300W with 2 18650's?

Cannot doooo.

Reactions: Agree 1


----------



## BumbleBee (16/4/16)

@Viper_SA what about that Twisted Tripple thingie at Vape King?


----------



## Christos (16/4/16)

Viper_SA said:


> https://www.fasttech.com/products/3027/10017793/3653500-color-model-18650-mechanical-box-mod
> 
> Case and point


The similarity is quite shocking. 
I'm wondering if the box was cloned or if it was imported and rebranded.

Kind of reminds me of this:

Reactions: Like 1 | Agree 1


----------



## Viper_SA (16/4/16)

BumbleBee said:


> @Viper_SA what about that Twisted Tripple thingie at Vape King?



Still parallel, so not more power than my Dimitri


----------



## n0ugh7_zw (16/4/16)

Viper_SA said:


> Still parallel, so not more power than my Dimitri



Much more if you build low, has some protections too.


----------



## Christos (16/4/16)

@Viper_SA why not purchase a battery cradle from fat daddy with a 510 and a box you can get locally from a electronics store?
I have done a mosfet box before and can give you advice and schematics on wiring. 
You could essentially have a dual or triple or quad battery Config if you are up for some diy.

Reactions: Like 1


----------



## Pixstar (16/4/16)

Viper_SA said:


> https://www.fasttech.com/products/3027/10017793/3653500-color-model-18650-mechanical-box-mod
> 
> Case and point


Wow that's identical, just different paint finish...interesting.


----------



## Lord Vetinari (16/4/16)

Christos said:


> @Viper_SA why not purchase a battery cradle from fat daddy with a 510 and a box you can get locally from a electronics store?
> I have done a mosfet box before and can give you advice and schematics on wiring.
> You could essentially have a dual or triple or quad battery Config if you are up for some diy.


I might PM you on this...

Reactions: Like 1


----------



## Viper_SA (18/4/16)

RX200 or Noisy Cricket?


----------



## WARMACHINE (18/4/16)

RX200 - You can go to 200+ watts, and not have to worry about your hands and fingers.
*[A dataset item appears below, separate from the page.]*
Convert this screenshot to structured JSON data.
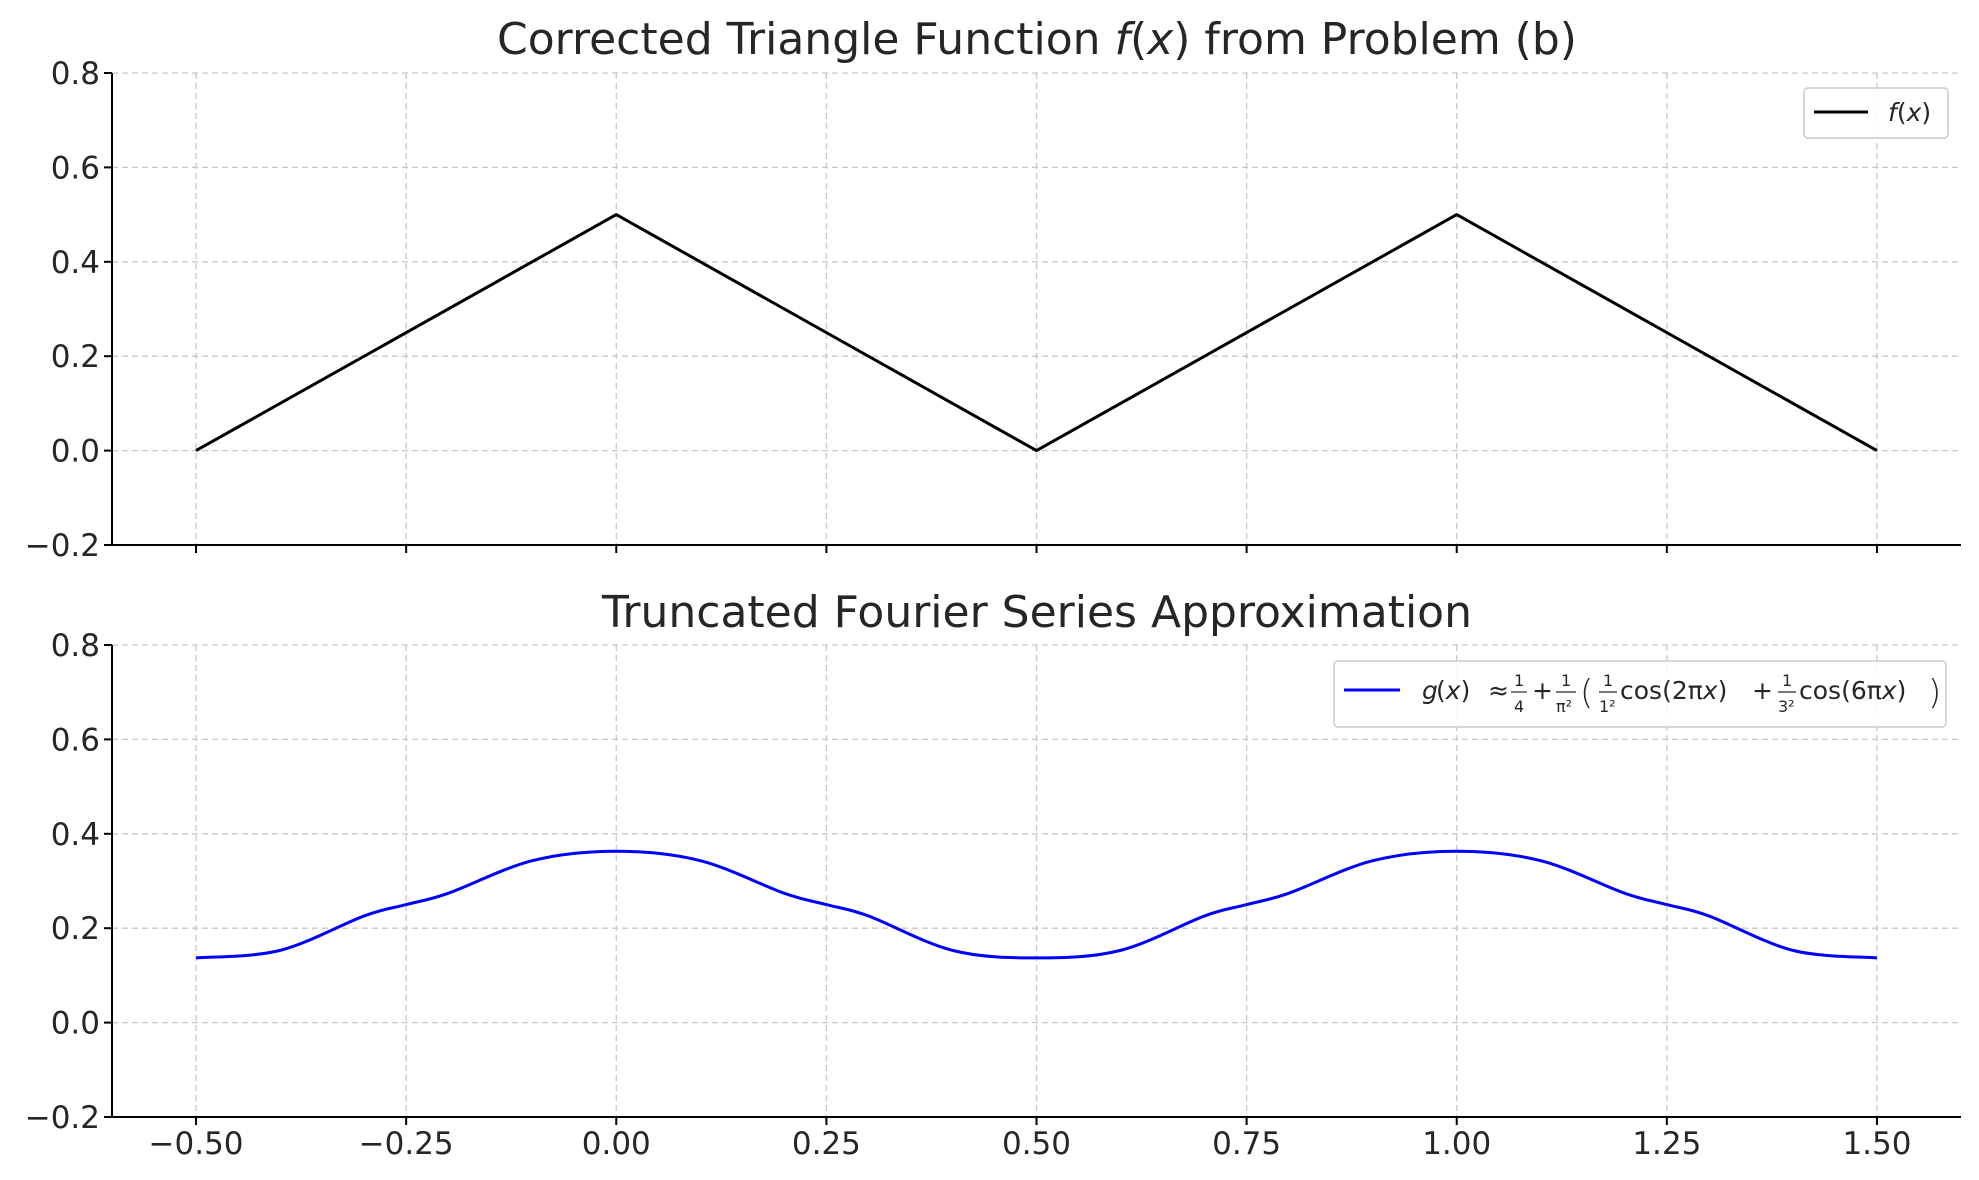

I love my cricket, but never build below 0.5, it is just way too hot and insane any lower

Reactions: Like 1


----------



## VapingSquid (18/4/16)

If it's a desktop device you want, I wouldn't look further the the RX200. Great battery life with 3 18650s, passthrough (desktop thinking here), not easy to knock over (and take the coffee cup with it), can fit 25mm tanks flush, 250w and firmware upgradability, TC. Also, it's practically the same price as many mods that don't have a third battery, extra 50w (if you really need it), and finally, the looks and in hand comfort.

My 2c. I got two.

Reactions: Like 2 | Agree 2


----------